Temperature Adaptations

• Psychrophiles: Thrive in cold environments (<15°C).

• Mesophiles: Optimal growth at moderate temperatures (20-40°C).

• Thermophiles: Prefer hot environments (>45°C).

• Denaturation: High temperatures cause proteins to lose structure and function.

High Temperatures Effects on Organisms

• Protein Denaturation: High temps denature proteins, leading to loss of function.

• Membrane Integrity: Fluidity at high temps can cause membrane lysis.

Low Temperatures Effects on Organisms

• Enzyme Activity Reduction: Low temperatures slow enzyme reactions.

• Membrane Rigidity: Low temps make membranes more rigid impairing function.

Oxygen Requirements

• Aerobes: Need oxygen for growth; possess detoxifying enzymes.

  • Obligate Aerobes: Absolutely require oxygen.

  • Facultative Anaerobes: Can grow with or without oxygen.

  • Microaerophiles: Require lower levels of oxygen.

  • Anaerobes: Cannot tolerate oxygen; found in oxygen-free environments.

Symbiotic Relationships

• Mutualism: Both benefit (e.g., gut bacteria).

• Commensalism: One benefits; the other is unaffected (e.g., barnacles on whales).

• Parasitism: One benefits at the expense of the other (e.g., tapeworms).

Nonsymbiotic Associations

• Antagonism: Competition leading to inhibition or destruction of one.

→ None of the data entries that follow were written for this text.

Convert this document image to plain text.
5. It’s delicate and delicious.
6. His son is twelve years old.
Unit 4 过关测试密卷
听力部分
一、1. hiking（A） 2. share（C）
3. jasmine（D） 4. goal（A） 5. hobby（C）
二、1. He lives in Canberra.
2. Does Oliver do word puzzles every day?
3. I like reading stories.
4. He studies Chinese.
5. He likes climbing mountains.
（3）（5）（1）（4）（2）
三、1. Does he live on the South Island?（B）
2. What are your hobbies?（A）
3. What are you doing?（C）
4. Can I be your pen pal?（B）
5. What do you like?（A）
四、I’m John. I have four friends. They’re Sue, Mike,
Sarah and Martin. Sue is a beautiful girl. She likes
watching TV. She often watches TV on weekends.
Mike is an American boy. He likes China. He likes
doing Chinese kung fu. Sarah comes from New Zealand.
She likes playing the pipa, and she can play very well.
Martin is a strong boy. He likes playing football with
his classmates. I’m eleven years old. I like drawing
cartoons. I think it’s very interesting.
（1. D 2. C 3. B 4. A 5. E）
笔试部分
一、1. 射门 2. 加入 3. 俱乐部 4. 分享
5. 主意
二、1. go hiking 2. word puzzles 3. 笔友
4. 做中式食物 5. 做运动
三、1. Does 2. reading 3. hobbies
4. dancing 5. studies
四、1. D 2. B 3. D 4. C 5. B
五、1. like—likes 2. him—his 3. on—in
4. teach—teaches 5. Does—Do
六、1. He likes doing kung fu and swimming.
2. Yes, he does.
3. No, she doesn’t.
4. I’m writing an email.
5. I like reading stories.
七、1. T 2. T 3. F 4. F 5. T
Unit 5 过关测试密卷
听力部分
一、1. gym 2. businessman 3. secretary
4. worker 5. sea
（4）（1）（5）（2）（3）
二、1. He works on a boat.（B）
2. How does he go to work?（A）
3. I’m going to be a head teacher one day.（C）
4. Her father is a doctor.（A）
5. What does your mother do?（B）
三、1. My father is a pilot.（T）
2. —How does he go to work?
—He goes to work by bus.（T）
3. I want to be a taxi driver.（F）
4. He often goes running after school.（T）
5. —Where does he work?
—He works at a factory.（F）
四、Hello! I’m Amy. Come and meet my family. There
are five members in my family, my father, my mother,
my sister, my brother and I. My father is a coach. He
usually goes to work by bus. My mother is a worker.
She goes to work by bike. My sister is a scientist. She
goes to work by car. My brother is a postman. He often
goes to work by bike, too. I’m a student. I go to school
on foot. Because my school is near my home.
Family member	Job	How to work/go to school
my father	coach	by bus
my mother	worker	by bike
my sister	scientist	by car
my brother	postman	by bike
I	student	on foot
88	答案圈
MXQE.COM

• Synergism: Cooperative interaction benefiting both.

Biofilms: The Epitome of Synergy

• Definition: Complex communities of microorganisms adhering to surfaces.

• Formation Process: Attachment, colonization, growth, and dispersal.

Quorum Sensing

• Definition: Communication method among bacteria allowing coordinated behavior based on population density.

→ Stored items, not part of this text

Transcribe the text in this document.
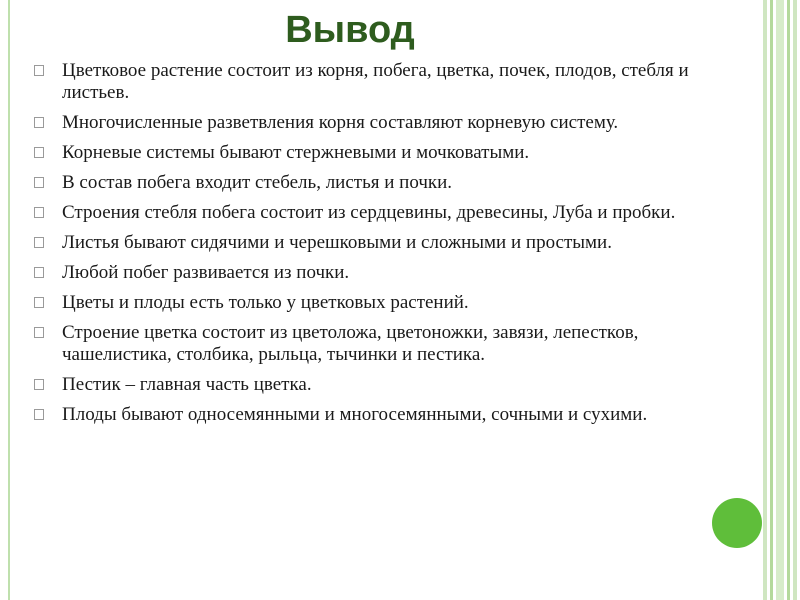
Вывод
Цветковое растение состоит из корня, побега, цветка, почек, плодов, стебля и листьев.
Многочисленные разветвления корня составляют корневую систему.
Корневые системы бывают стержневыми и мочковатыми.
В состав побега входит стебель, листья и почки.
Строения стебля побега состоит из сердцевины, древесины, Луба и пробки.
Листья бывают сидячими и черешковыми и сложными и простыми.
Любой побег развивается из почки.
Цветы и плоды есть только у цветковых растений.
Строение цветка состоит из цветоложа, цветоножки, завязи, лепестков, чашелистика, столбика, рыльца, тычинки и пестика.
Пестик – главная часть цветка.
Плоды бывают односемянными и многосемянными, сочными и сухими.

• Importance: Enables regulation of gene expression in biofilm bacteria.

Importance of Biofilms

• Provide protection against threats like antibiotics.

• Implicated in chronic infections and biofouling in various environments.

Microbial Growth Curve

1. Lag Phase: Adaptation before cell division.

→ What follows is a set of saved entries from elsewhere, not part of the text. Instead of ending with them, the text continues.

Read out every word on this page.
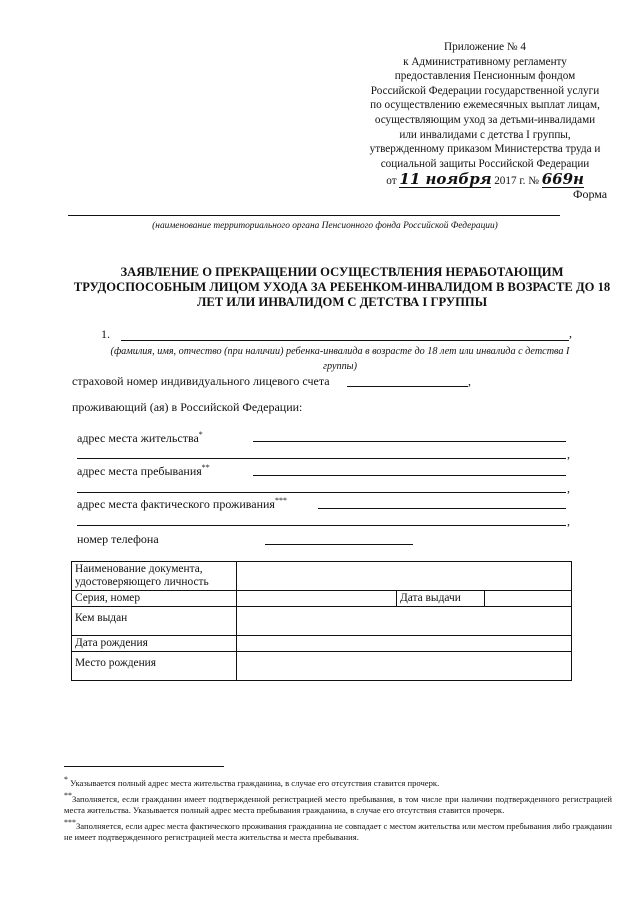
Приложение № 4
к Административному регламенту
предоставления Пенсионным фондом
Российской Федерации государственной услуги
по осуществлению ежемесячных выплат лицам,
осуществляющим уход за детьми-инвалидами
или инвалидами с детства I группы,
утвержденному приказом Министерства труда и
социальной защиты Российской Федерации
от 11 ноября 2017 г. № 669н
Форма
(наименование территориального органа Пенсионного фонда Российской Федерации)
ЗАЯВЛЕНИЕ О ПРЕКРАЩЕНИИ ОСУЩЕСТВЛЕНИЯ НЕРАБОТАЮЩИМ ТРУДОСПОСОБНЫМ ЛИЦОМ УХОДА ЗА РЕБЕНКОМ-ИНВАЛИДОМ В ВОЗРАСТЕ ДО 18 ЛЕТ ИЛИ ИНВАЛИДОМ С ДЕТСТВА I ГРУППЫ
1.	,
(фамилия, имя, отчество (при наличии) ребенка-инвалида в возрасте до 18 лет или инвалида с детства I группы)
страховой номер индивидуального лицевого счета	,
проживающий (ая) в Российской Федерации:
адрес места жительства*
,
адрес места пребывания**
,
адрес места фактического проживания***
,
номер телефона
Наименование документа, удостоверяющего личность			
Серия, номер		Дата выдачи	
Кем выдан			
Дата рождения			
Место рождения			

* Указывается полный адрес места жительства гражданина, в случае его отсутствия ставится прочерк.

**Заполняется, если гражданин имеет подтвержденной регистрацией место пребывания, в том числе при наличии подтвержденного регистрацией места жительства. Указывается полный адрес места пребывания гражданина, в случае его отсутствия ставится прочерк.

***Заполняется, если адрес места фактического проживания гражданина не совпадает с местом жительства или местом пребывания либо гражданин не имеет подтвержденного регистрацией места жительства и места пребывания.
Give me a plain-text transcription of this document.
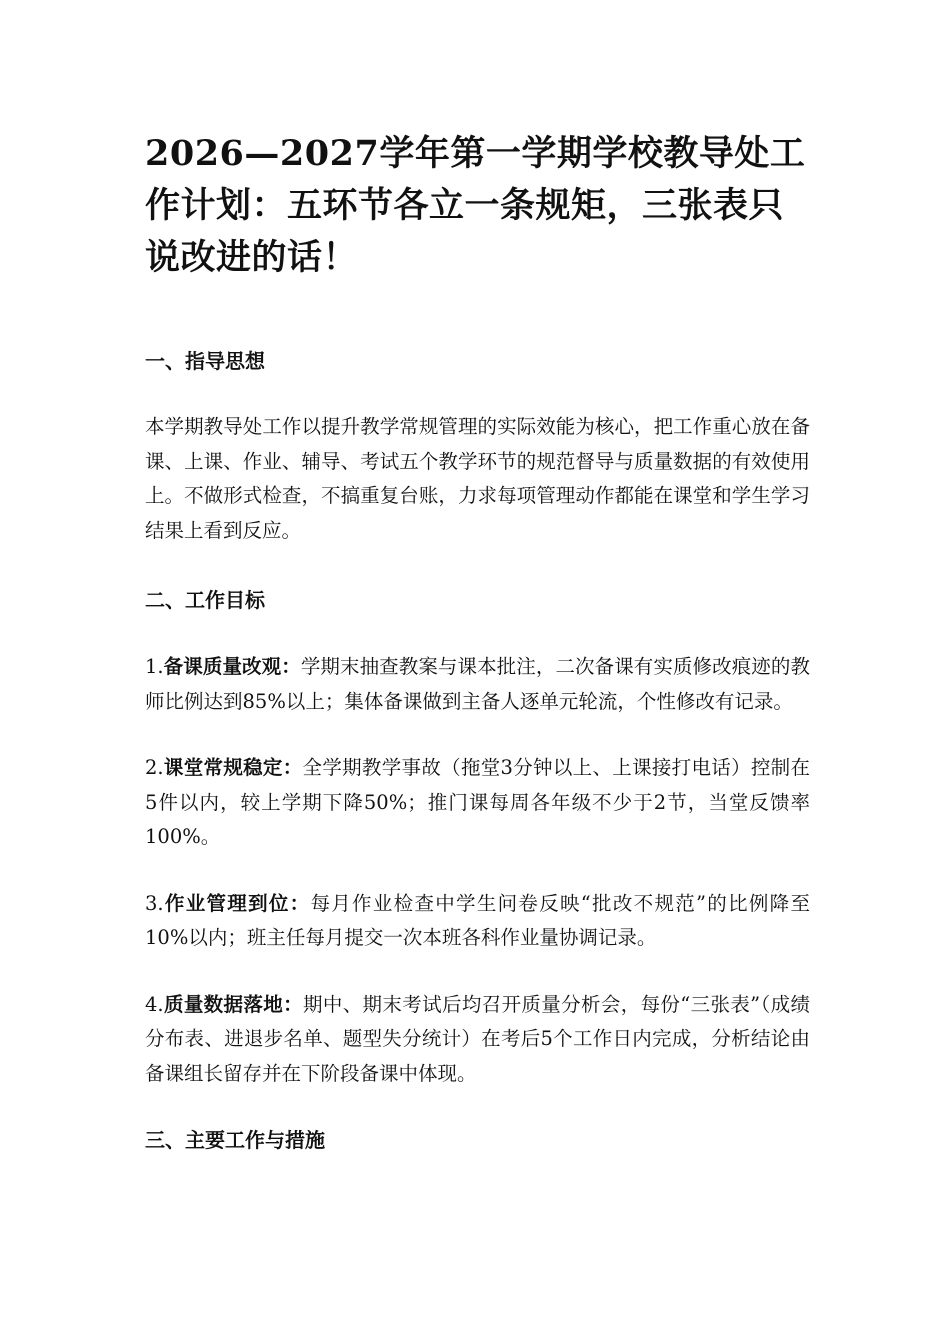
2026—2027学年第一学期学校教导处工作计划：五环节各立一条规矩，三张表只说改进的话！
一、指导思想

本学期教导处工作以提升教学常规管理的实际效能为核心，把工作重心放在备课、上课、作业、辅导、考试五个教学环节的规范督导与质量数据的有效使用上。不做形式检查，不搞重复台账，力求每项管理动作都能在课堂和学生学习结果上看到反应。

二、工作目标

1.备课质量改观：学期末抽查教案与课本批注，二次备课有实质修改痕迹的教师比例达到85%以上；集体备课做到主备人逐单元轮流，个性修改有记录。

2.课堂常规稳定：全学期教学事故（拖堂3分钟以上、上课接打电话）控制在5件以内，较上学期下降50%；推门课每周各年级不少于2节，当堂反馈率100%。

3.作业管理到位：每月作业检查中学生问卷反映“批改不规范”的比例降至10%以内；班主任每月提交一次本班各科作业量协调记录。

4.质量数据落地：期中、期末考试后均召开质量分析会，每份“三张表”（成绩分布表、进退步名单、题型失分统计）在考后5个工作日内完成，分析结论由备课组长留存并在下阶段备课中体现。

三、主要工作与措施
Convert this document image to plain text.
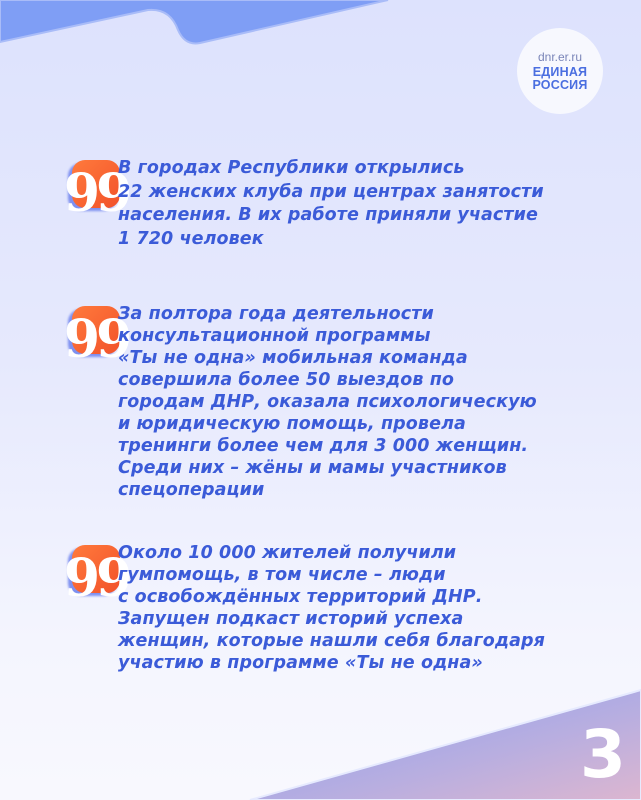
dnr.er.ru
ЕДИНАЯ
РОССИЯ
99
В городах Республики открылись
22 женских клуба при центрах занятости
населения. В их работе приняли участие
1 720 человек
99
За полтора года деятельности
консультационной программы
«Ты не одна» мобильная команда
совершила более 50 выездов по
городам ДНР, оказала психологическую
и юридическую помощь, провела
тренинги более чем для 3 000 женщин.
Среди них – жёны и мамы участников
спецоперации
99
Около 10 000 жителей получили
гумпомощь, в том числе – люди
с освобождённых территорий ДНР.
Запущен подкаст историй успеха
женщин, которые нашли себя благодаря
участию в программе «Ты не одна»
3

2. Log Phase: Rapid cell division; high susceptibility to antibiotics.

3. Stationary Phase: Growth slows due to nutrient depletion.

4. Death Phase: Decline in viable cells due to resource exhaustion.

Methods of Analyzing Population Growth

• Viable Plate Count: Counting colonies from a diluted sample.

• Turbidometry: Measures broth cloudiness as an indirect growth indicator.

• Direct Microscopic Count: For total cell count.

• Coulter Counter: Electronic counting by detecting resistance changes.

• Flow Cytometry: Counts cells and distinguishes live from dead.

• PCR: Amplifies DNA to detect specific microorganisms.

Summary of Key Concepts

• Nutrient Types: Macronutrients and micronutrients requirements.

• Microbial Growth Phases: Lag, log, stationary, death.

• Oxygen Requirements: Aerobes and anaerobes.

• Temperature Preferences: Psychrophiles, mesophiles, thermophiles.

• pH Preferences: Neutrophiles, acidophiles, alkalinophiles.

• Symbiotic Relationships: Types and their corresponding interactions.